The Silent Monologue follows the life of Amy who, at a very young age, is sent to Dakar to work for a Senegalese family. In Black Girl, Ousmane Sembene zoomed on the life of a Senegalese maid working for a white French family in Senegal and France. Khady Sylla does not leave her native Senegal and the team behind the camera gives us a very incisive analysis of an African society, its casts and class issues and the unfulfilled dreams of independence.

The Silent Monologue is a film that goes beyond the slogan Africa for Africans to promote the notion of a better Africa for all Africans. As in Black Girl, the maid is mainly silent. But here, we hear a persistent monologue that Amy has in her head as she goes about performing the daily tasks of her daily life reflecting on the ills of a contemporary Senegalese society.

With a combination of documentary and theatrical mise en scene, the authors give Amy a voice that is the voice of a woman in one of the lowest echelons of society, however capable of a lucid analysis of her human conditions and that of her peers.

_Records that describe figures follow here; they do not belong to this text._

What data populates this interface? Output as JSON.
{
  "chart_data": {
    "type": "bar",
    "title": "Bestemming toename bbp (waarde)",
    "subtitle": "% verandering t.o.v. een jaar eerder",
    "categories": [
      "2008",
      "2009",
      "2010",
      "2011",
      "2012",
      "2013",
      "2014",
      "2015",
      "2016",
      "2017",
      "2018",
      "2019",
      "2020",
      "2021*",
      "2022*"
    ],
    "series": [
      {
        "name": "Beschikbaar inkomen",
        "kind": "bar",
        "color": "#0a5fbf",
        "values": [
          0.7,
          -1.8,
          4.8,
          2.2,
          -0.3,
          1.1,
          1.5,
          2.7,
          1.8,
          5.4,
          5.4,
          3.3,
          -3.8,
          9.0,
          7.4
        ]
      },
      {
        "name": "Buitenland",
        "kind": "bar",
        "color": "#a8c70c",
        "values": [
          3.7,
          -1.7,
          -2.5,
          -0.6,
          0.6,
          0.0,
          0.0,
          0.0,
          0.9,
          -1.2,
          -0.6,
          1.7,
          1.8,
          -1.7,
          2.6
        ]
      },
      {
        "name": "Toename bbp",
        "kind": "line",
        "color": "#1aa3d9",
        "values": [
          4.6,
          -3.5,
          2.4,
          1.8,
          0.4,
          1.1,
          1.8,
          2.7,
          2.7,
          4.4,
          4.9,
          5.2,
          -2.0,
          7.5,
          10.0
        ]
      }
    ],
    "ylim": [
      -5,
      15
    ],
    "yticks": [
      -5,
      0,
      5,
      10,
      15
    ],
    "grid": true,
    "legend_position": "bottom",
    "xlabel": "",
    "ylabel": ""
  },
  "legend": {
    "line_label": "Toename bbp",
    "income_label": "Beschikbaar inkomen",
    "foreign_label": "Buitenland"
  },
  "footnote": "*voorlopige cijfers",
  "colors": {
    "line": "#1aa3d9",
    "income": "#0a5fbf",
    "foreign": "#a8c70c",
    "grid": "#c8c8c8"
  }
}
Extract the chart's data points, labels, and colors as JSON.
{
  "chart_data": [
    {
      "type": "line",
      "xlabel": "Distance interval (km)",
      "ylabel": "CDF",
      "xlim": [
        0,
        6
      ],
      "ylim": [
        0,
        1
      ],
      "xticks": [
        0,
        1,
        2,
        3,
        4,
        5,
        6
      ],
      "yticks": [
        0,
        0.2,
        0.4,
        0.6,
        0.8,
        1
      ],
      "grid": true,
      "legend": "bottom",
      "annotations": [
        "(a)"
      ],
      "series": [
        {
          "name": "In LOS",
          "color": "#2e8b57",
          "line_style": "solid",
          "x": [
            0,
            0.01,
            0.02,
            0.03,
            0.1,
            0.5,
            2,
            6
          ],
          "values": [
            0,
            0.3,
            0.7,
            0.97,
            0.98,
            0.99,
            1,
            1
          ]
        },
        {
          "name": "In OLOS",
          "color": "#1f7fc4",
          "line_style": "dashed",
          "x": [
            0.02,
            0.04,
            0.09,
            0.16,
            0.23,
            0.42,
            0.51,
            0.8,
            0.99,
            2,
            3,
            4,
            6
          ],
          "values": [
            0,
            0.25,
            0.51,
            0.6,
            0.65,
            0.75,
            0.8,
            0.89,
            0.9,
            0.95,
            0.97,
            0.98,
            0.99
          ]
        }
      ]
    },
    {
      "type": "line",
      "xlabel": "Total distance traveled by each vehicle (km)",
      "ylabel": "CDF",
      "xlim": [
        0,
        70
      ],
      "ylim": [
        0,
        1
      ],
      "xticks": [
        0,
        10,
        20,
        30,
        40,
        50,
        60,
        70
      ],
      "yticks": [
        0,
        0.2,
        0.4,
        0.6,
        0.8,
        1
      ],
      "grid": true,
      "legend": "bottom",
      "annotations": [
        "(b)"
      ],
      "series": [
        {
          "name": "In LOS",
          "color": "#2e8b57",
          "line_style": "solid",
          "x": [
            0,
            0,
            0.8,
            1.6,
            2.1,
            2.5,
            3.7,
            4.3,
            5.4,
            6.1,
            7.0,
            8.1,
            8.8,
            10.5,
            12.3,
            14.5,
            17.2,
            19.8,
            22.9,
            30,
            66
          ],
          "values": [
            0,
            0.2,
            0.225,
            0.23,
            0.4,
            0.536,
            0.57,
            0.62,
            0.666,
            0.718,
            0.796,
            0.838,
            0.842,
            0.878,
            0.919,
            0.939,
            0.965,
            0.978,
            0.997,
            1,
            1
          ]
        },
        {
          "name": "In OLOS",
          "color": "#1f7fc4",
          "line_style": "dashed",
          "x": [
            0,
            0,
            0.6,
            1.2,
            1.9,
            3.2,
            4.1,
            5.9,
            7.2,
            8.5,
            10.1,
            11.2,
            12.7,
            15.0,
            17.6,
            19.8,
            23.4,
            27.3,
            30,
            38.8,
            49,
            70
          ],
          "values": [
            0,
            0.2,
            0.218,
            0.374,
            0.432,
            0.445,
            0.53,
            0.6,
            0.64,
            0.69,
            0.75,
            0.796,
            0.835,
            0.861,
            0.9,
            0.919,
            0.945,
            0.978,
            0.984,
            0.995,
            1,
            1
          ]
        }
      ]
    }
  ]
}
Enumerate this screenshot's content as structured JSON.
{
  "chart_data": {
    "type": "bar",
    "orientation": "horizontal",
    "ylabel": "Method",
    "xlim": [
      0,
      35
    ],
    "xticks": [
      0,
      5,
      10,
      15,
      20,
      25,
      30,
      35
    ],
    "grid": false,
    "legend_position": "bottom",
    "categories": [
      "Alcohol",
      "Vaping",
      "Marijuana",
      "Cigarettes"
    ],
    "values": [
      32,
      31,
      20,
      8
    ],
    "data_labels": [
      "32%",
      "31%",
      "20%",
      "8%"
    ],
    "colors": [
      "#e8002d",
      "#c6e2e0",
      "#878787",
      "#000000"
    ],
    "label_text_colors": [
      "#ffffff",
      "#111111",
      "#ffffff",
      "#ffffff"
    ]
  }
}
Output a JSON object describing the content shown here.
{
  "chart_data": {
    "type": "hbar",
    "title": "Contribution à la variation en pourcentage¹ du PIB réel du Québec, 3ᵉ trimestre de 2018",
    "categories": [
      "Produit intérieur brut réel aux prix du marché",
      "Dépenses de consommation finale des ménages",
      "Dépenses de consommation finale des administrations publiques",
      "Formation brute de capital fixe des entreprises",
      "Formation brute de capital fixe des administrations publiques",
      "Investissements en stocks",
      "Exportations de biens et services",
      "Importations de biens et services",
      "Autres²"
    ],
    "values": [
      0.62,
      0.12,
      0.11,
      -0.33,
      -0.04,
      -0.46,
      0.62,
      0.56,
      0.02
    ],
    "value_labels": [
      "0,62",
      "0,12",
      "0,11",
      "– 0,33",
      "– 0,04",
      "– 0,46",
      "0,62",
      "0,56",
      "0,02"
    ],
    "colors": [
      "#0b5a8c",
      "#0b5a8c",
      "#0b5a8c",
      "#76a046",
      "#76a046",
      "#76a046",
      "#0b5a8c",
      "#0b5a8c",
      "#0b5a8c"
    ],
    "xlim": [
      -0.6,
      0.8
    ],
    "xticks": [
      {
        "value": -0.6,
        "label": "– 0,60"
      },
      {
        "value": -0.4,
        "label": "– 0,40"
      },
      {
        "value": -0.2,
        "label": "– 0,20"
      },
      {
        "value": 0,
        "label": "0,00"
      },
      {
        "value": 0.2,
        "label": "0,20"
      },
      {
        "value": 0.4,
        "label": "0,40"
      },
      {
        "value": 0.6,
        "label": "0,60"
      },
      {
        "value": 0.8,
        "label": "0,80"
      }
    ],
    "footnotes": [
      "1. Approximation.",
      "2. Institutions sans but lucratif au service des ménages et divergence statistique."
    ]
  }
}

The Silent Monologue is a political film, a combative film and a film rooted in the artistic tradition displayed in the work of other Senegalese authors such as, Ousmane Sembene, Djibril Diop Mambety and Safi Faye.

The Silent Monologue is the second film by Khady Sylla distributed by ArtMattan Productions.

In her other film, Colobane Express, we observe 24 hours in the daily life of drivers and passengers of the public vans in Dakar.